Turquie : le rôle d’un intellectuel est de prendre la plume !

Publié le 12 Octobre 2015 par ruraledeprose

Turquie : le rôle d’un intellectuel est de prendre la plume !

Certains diront qu’il faut laisser aux spécialistes l’analyse de ce qui se passe dans le monde, voire laisser faire l’ONU… quand elle fait ! Mais rien ne m’est étranger de ce qui se passe sur la planète même si j’essaie de ne pas perdre de vue ces pauvres gens qui dorment dans la rue, dans mon garage depuis quelques jours. Ce qu’il faut c’est ne pas perdre de vue les perspectives proches ou lointaines car tout se tient, il n’y a pas d’enclos privilégié pour les droits de l’homme. Le particulier et l’universel sont mêlés en conséquences des causes d’une mondialisation confisquée par les technocrates et les Etats à leur service, celui de l’argent-roi, de l’exploitation des hommes, des richesses de la planète. Perdre de vue les colossales fortunes concentrées en quelques mains ou holdings, dans les paradis fiscaux, et la précarisation du monde, son oppression éhontée des peuples jusqu’à mettre en cause la survie de l’humanité est tout simplement criminel, scandaleux, inhumain.
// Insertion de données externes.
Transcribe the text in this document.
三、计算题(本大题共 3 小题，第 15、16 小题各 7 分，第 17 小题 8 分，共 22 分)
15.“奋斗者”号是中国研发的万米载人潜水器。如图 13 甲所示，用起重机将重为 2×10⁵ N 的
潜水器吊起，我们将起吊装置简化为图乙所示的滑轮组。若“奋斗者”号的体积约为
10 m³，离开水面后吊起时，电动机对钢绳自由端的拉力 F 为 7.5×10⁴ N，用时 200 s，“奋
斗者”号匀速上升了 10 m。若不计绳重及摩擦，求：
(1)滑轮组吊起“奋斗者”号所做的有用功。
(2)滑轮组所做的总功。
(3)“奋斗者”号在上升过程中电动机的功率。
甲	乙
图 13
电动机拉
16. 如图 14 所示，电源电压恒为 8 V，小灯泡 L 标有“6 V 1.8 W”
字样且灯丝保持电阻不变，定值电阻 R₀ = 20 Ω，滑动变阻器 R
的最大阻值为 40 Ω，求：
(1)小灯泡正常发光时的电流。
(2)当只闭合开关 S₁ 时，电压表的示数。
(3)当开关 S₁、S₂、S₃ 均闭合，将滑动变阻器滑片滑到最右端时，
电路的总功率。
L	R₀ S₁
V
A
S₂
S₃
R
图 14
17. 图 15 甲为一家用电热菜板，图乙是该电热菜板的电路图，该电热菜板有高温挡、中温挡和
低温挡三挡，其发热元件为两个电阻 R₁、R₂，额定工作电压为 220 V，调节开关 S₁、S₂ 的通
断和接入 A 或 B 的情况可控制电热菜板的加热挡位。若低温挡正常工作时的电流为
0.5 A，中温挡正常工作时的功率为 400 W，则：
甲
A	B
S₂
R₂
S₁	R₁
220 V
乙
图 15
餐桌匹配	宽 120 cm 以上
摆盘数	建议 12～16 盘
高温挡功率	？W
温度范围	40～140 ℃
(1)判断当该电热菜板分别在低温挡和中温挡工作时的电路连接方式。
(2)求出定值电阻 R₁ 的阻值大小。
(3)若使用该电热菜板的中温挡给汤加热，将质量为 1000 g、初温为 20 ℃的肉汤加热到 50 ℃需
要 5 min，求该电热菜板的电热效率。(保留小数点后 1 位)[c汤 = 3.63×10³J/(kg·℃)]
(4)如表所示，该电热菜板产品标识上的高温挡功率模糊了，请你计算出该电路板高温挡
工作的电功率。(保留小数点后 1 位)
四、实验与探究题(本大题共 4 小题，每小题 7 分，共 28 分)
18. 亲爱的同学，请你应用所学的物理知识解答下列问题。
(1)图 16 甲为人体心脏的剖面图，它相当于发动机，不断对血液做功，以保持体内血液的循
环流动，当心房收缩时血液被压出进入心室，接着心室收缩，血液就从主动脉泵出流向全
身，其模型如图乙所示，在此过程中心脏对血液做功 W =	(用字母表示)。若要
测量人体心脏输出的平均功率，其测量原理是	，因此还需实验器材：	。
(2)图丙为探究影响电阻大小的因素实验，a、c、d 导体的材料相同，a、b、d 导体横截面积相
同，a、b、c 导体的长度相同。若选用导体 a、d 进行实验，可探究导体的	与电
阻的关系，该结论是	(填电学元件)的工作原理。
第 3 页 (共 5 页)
Comment taire la situation en Turquie, ce peuple ami, mes amis depuis plus de 40 ans, un pays que l’Europe n’a pas voulu intégrer alors qu’elle l’a fait avec zèle pour d’anciens satellites des pays de l’Est qui ressemblent à des dictatures dirigées par de grands magnats des affaires et pour certains font la chasse aux migrants… Au nom des libertés, au nom des droits de l’homme ?

Comment ne pas voir que pour des raisons de pouvoir celui d’Ankara joue le double jeu de l’allié de l’OTAN (entendre les intérêts américains) avec le rêve d’un califat ottoman pour un président, certes élu mais qui a perdu les élections à ce sujet, mais dont la constitution du pays l’empêche de l’être à vie et de museler toute la société en jetant aux orties la laïcité de la république turque et le jeu des terroristes de Daech qu’il soutient, a soutenu contre les forces progressistes turques et syriennes ?

Comment accepter que les forces démocratiques turques, fortes des derniers résultats électoraux soient la vindicte et le coupable désigné du pouvoir d’Erdogan ? Les turcs, les kurdes turcs démocrates ne veulent pas d’un califat, d’un régime despotique où s’impose le fait religieux dans tous les rouages de la société, le peuple turc dans sa diversité ne veut pas retourner aux temps des dictatures militaires ni entrer dans un monde clos où les libertés individuelles, de pensée, d’expression philosophique, politique ou religieuse sont régentées par un dictateur.

J’aurais voulu dire ici juste et simplement ce poème de Jean Tortel, peut-être suffisait-il…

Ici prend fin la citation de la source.